Konfrontacja rozgrzała do czerwoności zgromadzonych w Radomiu kibiców. A z racji, że do hali Miejskiego Ośrodka Sportu i Rekreacji zawitali również kibice gości, panowała w niej atmosfera siatkarskiego święta. Do atmosfery na trybunach przystosowali się również zawodnicy, którzy w każdej z partii prezentowali maksimum swoich umiejętności. Co prawda, chwilami przypominały one falę, jednak w ostatecznym rozrachunku zarówno jeden, jak i drugi zespół schodził z parkietu nagrodzony brawami.

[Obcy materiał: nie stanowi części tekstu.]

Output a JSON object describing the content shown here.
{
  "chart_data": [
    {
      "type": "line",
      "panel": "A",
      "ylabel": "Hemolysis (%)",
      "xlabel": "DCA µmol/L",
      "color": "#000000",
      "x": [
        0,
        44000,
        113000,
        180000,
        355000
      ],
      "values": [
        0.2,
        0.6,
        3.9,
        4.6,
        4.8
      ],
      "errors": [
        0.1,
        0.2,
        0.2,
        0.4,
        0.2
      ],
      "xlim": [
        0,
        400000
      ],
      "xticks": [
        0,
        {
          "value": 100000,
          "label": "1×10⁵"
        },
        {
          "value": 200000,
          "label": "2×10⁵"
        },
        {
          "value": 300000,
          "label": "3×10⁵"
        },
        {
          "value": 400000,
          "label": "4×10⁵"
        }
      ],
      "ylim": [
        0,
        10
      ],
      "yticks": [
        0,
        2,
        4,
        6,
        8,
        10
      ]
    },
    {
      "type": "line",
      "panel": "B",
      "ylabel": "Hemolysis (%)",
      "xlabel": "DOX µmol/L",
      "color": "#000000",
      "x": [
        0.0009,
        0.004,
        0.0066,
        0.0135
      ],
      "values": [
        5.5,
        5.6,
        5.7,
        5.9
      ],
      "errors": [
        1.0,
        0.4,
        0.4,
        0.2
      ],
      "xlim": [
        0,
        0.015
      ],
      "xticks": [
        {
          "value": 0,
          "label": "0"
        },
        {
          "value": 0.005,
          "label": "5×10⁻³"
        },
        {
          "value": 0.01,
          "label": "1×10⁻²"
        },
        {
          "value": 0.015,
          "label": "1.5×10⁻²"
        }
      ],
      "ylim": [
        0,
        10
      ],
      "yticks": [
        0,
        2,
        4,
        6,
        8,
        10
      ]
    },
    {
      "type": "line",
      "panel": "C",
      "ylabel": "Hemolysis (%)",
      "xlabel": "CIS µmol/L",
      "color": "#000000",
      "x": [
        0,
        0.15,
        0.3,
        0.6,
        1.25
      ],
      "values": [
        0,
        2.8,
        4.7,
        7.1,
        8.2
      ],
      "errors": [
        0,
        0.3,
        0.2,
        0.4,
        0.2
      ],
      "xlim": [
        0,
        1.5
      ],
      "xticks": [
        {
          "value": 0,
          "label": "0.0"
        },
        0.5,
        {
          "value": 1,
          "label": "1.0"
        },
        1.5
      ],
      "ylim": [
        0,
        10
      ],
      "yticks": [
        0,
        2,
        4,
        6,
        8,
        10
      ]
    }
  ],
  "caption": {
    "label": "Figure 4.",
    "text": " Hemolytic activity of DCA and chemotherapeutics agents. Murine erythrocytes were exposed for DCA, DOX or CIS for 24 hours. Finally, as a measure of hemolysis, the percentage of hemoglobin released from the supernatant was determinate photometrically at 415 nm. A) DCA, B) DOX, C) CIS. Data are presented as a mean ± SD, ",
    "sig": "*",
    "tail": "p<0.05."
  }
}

Gdy w pierwszym secie radomianie prowadzili 6:0, wydawało się, że spotkanie zakończy się jednak zdecydowanie szybciej. - Tymczasem okazało się, że szybko osiągnięta przewaga uśpiła naszą czujność, co rywale skrupulatnie wykorzystywali - podkreśla trener Czarnych Jacek Skrok. Ekipa Ósemki dzięki doświadczeniu Karola Hachuły i Macieja Krzaczka bezlitośnie wykorzystała błędy w przyjęciu zagrywki radomian i doprowadziła do remisu po 13. Radomianie sprawiali wrażenie, jak gdyby już wtedy zwątpili w możliwość wygrania tej partii.
W drugiej odsłonie, gdy na świetlnej tablicy ponownie widniał wynik 6:1, serca niektórych obserwatorów spotkania, rozpamiętujących sytuację z pierwszego seta, zadrżały. Radomianie nie popełnili jednak po raz drugi takiego samego błędu i zachowali koncentrację na najwyższym poziomie. Pozwolili gościom zbliżyć się co najwyżej do dwóch punktów, ale ta partia została zapisana po ich stronie. Podobnie zresztą jak i trzeci set, który był najbardziej jednostronnym w sobotniej konfrontacji. Co ciekawe, w tej partii najwięcej problemów zarówno gospodarzom, jak i gościom sprawiało przyjęcie brazylijek. Lepiej jednak w tym aspekcie wypadli Czarni, którzy wygrali partię do 14.
Już czwarta partia była istną wojną nerwów, która przygotowała kibiców na decydujące starcie. Minimalnie lepsi okazali się w niej goście. W tie breaku jednak, siatkarzom Ósemki wyraźnie zabrakło sił. - Młodzi chłopcy z Radomia nas po prostu zabiegali - stwierdził kapitan Ósemki Maciej Krzaczek. W ostatnim secie przebudził się także Grzegorz Szumielewicz, który bombardował rywali w ostatnich fragmentach seta znacznie przyczyniając się do zwycięstwa swojego zespołu.
Czarni Radom - Ósemka Siedlce 3:2 (23:25, 25:16, 25:14, 22:25 15:11).
Czarni: Bednaruk, Staniec, Ostrowski, Szumielewicz, Słomka, Pszenny, Biliński (libero) oraz Fryszkowski, Obremski, Kleczaj.
Ósemka: Milewski, Kuczko, Łęgowski, Jesień, Krzaczek, Hachuła, Kołodziej (libero) oraz Małek, Polechoński, Śliwa, Borkowski.